Für einmal musste rinarsson.ch das Spiel via TV verfolgen und nicht wie gewohnt im Stadion, deshalb gibt es an dieser Stelle eine Ferndiagnose. Und man kann sich dabei nur den Worten von SF-TV-Experte Alain Sutter anschliessen: „Barnetta hat die Schweizer wachgeküsst.“ Das Schneewittchen war in erster Linie Marco Streller, der seine Tore 10 und 11 im Nationalteam erzielte. Das ergibt bei 25 Länderspielen eine Quote von 0,44 Tore/Partie. Zum Vergleich: Alex Frei hat eine Quote von 0,57 Tore/Spiel. Nur dass auch diese Relationen gewahrt bleiben. Aber wir anerkennen an dieser Stelle die Leistung des langen Baslers und freuen uns, dass der Stürchli auf Touren kommt. Offenbar vermag in der gegnerischen Abwehr wieder für mehr rauchende Köpfe zu sorgen, seit er sein temporäres Abkehren vom Genuss des blauen Dunsts wieder aufgegeben hat. Und es war sicher nicht nur die dem Tabak zugeneigte Klientel im Letzigrund, die ihm den verdienten Applaus bei seiner Auswechslung spendierte.

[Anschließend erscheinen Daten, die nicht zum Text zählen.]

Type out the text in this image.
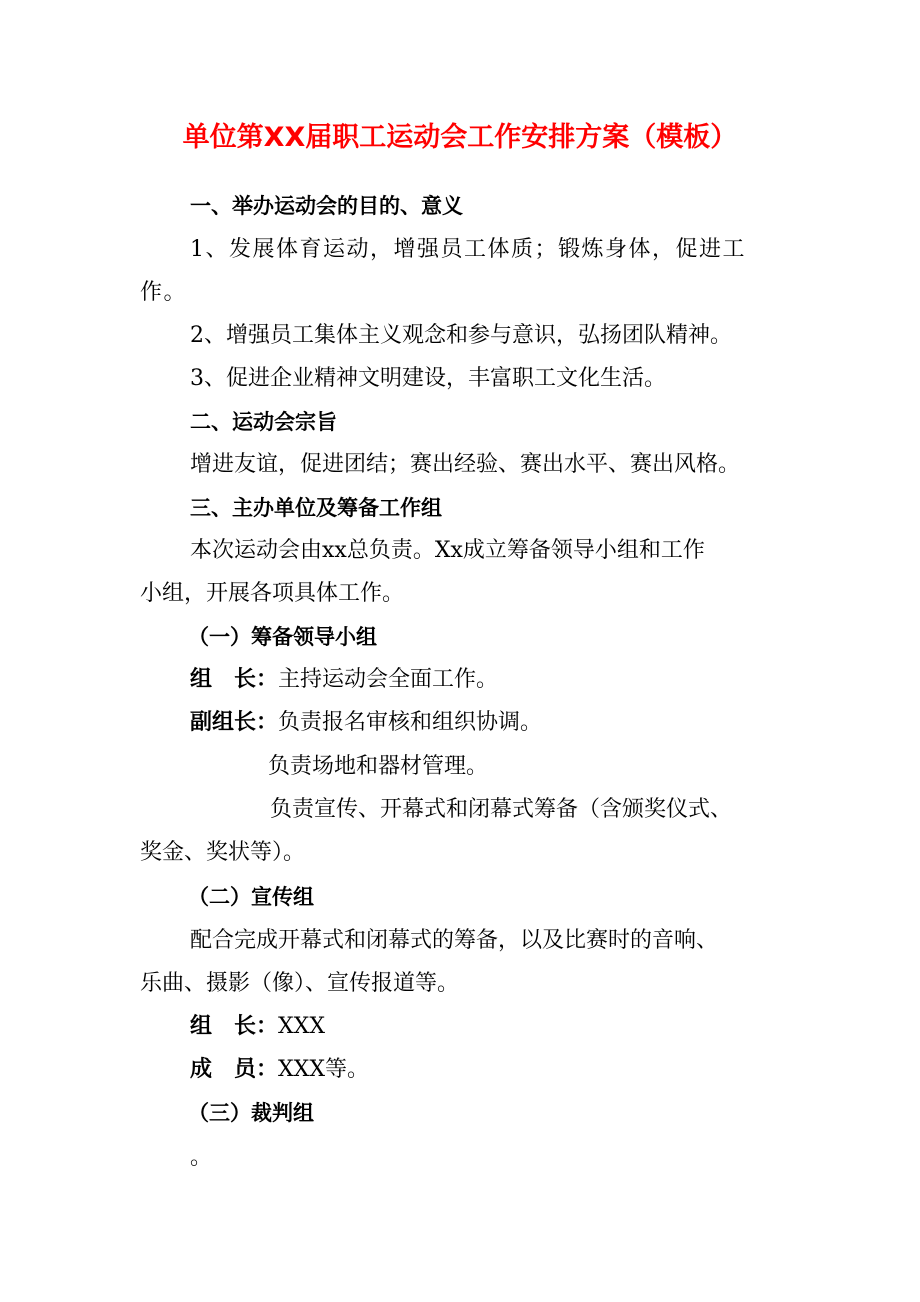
单位第XX届职工运动会工作安排方案（模板）
一、举办运动会的目的、意义
1、发展体育运动，增强员工体质；锻炼身体，促进工
作。
2、增强员工集体主义观念和参与意识，弘扬团队精神。
3、促进企业精神文明建设，丰富职工文化生活。
二、运动会宗旨
增进友谊，促进团结；赛出经验、赛出水平、赛出风格。
三、主办单位及筹备工作组
本次运动会由xx总负责。Xx成立筹备领导小组和工作
小组，开展各项具体工作。
（一）筹备领导小组
组　长：主持运动会全面工作。
副组长：负责报名审核和组织协调。
负责场地和器材管理。
负责宣传、开幕式和闭幕式筹备（含颁奖仪式、
奖金、奖状等）。
（二）宣传组
配合完成开幕式和闭幕式的筹备，以及比赛时的音响、
乐曲、摄影（像）、宣传报道等。
组　长：XXX
成　员：XXX等。
（三）裁判组
。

Aber zurück zur Märchenwelt: Der unerschrockene Ritter Barnetta schoss auch noch den rechten Fuss von Hakan Yakin an, der damit zu seinem ersten Länderspieltor seit den Zeiten der Gebrüder Grimm (gefühlt) kam. Aber wir wollen ja auch nicht unfair sein. Yakin fiel diesmal sicher nicht wegen seiner Frisur auf, wie ja Weltwoche-Blogger Walter De Gregorio schon nicht ganz unkorrekt bemerkt hatte. Entsprechend sauer schien er (wie gesagt, wir waren diesmal nicht direkt auf Tuchfühlung mit den Spielern) über seine Auswechslung zur Pause zu sein. Im Gegensatz zu den anderen ausgewechselten Teamkollegen wie Philippe Senderos (was bitte sehr war mit ihm los???), setzte er sich nicht dick eingehüllt in die schwarze Winterjacke auf die Spielerbank, sondern stand im leichten roten Trainer im Spielereingang, die grossen Kopfhörer bereits um den Hals.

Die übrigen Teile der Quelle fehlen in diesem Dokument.